Mr Ahmadinejad, the only major leader to attend the conference, said Jewish migrants from Europe and the United States had been sent to the Middle East after World War II "in order to establish a racist government in the occupied Palestine".
He continued, through an interpreter: "And in fact, in compensation for the dire consequences of racism in Europe, they helped bring to power the most cruel and repressive racist regime in Palestine."
French Ambassador Jean-Baptiste Mattei said: "As soon as he started to address the question of the Jewish people and Israel, we had no reason to stay in the room," the Associated Press news agency reported.
British Ambassador Peter Gooderham, also among those who left, said "such inflammatory rhetoric has no place whatsoever in a United Nations conference addressing the whole issue of racism and how to address it."
The US, Israel, Canada, Australia, Germany, Italy, the Netherlands, Poland and New Zealand had all boycotted the conference being held in Geneva, in protest at Mr Ahmadinejad's appearance.
His comments were described as "an absolute disgrace" by Israeli President Shimon Peres, attending a Holocaust Remembrance Day event in Jerusalem.
Israel had earlier recalled its ambassador to Switzerland.
Mr Ahmadinejad told a press conference after his speech that the countries boycotting the forum were showing "arrogance and selfishness".
The US Deputy Ambassador to the UN, Alejandro Wolff, said the speech was "inaccurate", as well as showing disregard towards the UN, and "does a grave injustice to the Iranian nation and the Iranian people".

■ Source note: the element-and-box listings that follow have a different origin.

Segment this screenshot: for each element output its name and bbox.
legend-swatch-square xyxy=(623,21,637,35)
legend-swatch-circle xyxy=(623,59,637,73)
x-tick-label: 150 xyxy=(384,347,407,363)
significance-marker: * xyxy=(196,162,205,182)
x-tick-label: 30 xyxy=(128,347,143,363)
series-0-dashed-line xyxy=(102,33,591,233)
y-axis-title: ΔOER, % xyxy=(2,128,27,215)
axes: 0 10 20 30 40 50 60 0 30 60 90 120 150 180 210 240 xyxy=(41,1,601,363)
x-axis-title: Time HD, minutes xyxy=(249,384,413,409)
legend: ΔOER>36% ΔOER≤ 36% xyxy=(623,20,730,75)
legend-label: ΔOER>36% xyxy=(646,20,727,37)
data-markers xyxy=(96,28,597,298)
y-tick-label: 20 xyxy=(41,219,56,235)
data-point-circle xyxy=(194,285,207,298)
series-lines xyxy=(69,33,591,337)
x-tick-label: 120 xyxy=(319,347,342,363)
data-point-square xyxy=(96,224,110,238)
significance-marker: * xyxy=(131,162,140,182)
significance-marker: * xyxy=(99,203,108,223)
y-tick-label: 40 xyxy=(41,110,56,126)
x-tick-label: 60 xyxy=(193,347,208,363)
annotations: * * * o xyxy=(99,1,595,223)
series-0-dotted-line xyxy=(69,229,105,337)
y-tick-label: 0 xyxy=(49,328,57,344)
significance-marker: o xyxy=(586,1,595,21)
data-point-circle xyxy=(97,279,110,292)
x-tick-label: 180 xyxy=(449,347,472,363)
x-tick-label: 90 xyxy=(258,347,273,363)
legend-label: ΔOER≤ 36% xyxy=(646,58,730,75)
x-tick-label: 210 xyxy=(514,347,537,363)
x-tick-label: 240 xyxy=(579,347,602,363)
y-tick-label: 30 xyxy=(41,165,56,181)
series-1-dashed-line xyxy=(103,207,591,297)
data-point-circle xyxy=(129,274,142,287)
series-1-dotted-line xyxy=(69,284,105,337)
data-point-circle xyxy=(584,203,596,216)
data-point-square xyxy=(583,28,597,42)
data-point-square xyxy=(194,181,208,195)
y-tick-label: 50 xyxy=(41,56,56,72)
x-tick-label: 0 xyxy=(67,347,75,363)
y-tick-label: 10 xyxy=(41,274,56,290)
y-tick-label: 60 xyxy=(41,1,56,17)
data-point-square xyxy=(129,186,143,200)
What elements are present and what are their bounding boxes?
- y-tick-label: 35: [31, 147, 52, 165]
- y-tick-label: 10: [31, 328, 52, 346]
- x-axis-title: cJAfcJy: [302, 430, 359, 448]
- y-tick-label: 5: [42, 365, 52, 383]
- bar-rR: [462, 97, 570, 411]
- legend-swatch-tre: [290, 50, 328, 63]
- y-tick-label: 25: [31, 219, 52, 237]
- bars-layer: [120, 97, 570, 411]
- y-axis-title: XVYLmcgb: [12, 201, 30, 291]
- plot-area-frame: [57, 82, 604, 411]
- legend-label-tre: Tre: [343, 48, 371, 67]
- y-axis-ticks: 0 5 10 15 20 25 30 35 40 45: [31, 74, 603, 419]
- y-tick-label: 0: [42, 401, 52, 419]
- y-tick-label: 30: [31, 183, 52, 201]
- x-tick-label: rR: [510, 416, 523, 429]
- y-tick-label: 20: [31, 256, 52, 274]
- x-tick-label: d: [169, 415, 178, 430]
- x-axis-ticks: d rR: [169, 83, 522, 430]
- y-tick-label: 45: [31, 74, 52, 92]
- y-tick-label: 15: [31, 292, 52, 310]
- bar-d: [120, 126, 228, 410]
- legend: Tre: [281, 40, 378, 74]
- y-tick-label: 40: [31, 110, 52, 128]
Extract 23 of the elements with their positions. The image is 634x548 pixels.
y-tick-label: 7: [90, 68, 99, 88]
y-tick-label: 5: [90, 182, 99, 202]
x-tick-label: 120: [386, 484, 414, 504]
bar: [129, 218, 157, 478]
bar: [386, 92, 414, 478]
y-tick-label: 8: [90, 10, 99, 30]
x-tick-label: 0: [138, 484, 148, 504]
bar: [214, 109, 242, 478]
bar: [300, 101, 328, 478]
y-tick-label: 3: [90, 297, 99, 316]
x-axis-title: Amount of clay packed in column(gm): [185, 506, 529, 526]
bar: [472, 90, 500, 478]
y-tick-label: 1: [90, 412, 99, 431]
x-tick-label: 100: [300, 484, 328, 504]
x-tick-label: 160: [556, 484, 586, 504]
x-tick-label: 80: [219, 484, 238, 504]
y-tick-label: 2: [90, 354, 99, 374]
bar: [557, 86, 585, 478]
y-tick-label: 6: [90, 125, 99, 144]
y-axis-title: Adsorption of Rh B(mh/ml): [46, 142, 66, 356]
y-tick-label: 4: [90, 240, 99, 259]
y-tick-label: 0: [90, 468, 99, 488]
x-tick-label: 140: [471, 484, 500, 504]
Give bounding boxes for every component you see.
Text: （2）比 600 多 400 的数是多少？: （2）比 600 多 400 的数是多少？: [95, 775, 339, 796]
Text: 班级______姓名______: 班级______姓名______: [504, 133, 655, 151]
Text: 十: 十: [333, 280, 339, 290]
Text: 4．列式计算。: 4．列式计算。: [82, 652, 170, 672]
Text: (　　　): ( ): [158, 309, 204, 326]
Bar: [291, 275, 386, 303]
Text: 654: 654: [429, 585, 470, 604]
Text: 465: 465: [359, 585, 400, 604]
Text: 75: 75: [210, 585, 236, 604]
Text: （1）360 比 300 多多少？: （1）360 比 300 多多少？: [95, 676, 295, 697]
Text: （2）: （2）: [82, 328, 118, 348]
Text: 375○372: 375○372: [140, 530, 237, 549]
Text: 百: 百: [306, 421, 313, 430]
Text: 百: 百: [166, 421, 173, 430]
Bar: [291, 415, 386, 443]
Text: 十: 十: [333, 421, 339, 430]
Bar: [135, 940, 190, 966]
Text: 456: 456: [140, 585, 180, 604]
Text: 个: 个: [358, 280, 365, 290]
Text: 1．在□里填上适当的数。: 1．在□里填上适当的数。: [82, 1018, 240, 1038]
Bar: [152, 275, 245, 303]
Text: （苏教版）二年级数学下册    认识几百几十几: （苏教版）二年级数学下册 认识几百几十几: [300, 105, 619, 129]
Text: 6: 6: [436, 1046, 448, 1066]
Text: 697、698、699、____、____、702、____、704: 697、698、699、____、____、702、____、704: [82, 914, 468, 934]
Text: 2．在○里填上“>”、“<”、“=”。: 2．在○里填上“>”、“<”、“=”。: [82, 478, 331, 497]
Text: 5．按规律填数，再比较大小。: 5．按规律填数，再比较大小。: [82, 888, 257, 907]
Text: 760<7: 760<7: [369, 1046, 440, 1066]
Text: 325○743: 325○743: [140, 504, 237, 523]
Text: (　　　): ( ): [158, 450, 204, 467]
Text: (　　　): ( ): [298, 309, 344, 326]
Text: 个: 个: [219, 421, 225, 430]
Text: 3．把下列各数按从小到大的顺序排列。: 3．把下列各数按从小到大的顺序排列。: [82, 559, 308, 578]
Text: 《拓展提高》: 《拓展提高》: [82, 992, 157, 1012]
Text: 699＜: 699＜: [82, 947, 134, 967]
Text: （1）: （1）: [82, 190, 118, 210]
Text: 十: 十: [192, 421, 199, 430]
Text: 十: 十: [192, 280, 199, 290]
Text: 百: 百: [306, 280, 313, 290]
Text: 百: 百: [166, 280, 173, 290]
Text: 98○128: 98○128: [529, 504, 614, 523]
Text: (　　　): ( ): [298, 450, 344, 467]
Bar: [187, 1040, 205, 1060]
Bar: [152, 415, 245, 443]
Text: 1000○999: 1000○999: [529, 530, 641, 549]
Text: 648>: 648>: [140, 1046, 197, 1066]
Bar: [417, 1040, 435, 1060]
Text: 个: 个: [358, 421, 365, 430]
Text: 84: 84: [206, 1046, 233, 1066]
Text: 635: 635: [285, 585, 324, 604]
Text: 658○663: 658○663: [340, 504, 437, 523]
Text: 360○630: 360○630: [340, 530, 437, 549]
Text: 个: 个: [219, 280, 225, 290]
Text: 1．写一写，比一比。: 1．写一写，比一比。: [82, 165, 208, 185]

Speaking at UN headquarters in New York, he said: "We call on the Iranian leadership to show much measured, moderate, honest and constructive rhetoric when dealing with issues in the region, and not this type of vile, hateful, inciteful speech."
French Foreign Minister Bernard Kouchner had warned that French delegates would walk out if the forum was used as a platform to attack Israel.
Speaking after the walkout, he said: "The defence of human rights and the fight against all types of racism are too important for the United Nations not to unite against all forms of hate speech, against all perversion of this message.
"Faced with attitudes like that which the Iranian president has just adopted, no compromise is possible."
UN Secretary General Ban Ki-moon has expressed dismay at the boycotts and the speech, saying Mr Ahmadinejad had used his speech "to accuse, divide and even incite".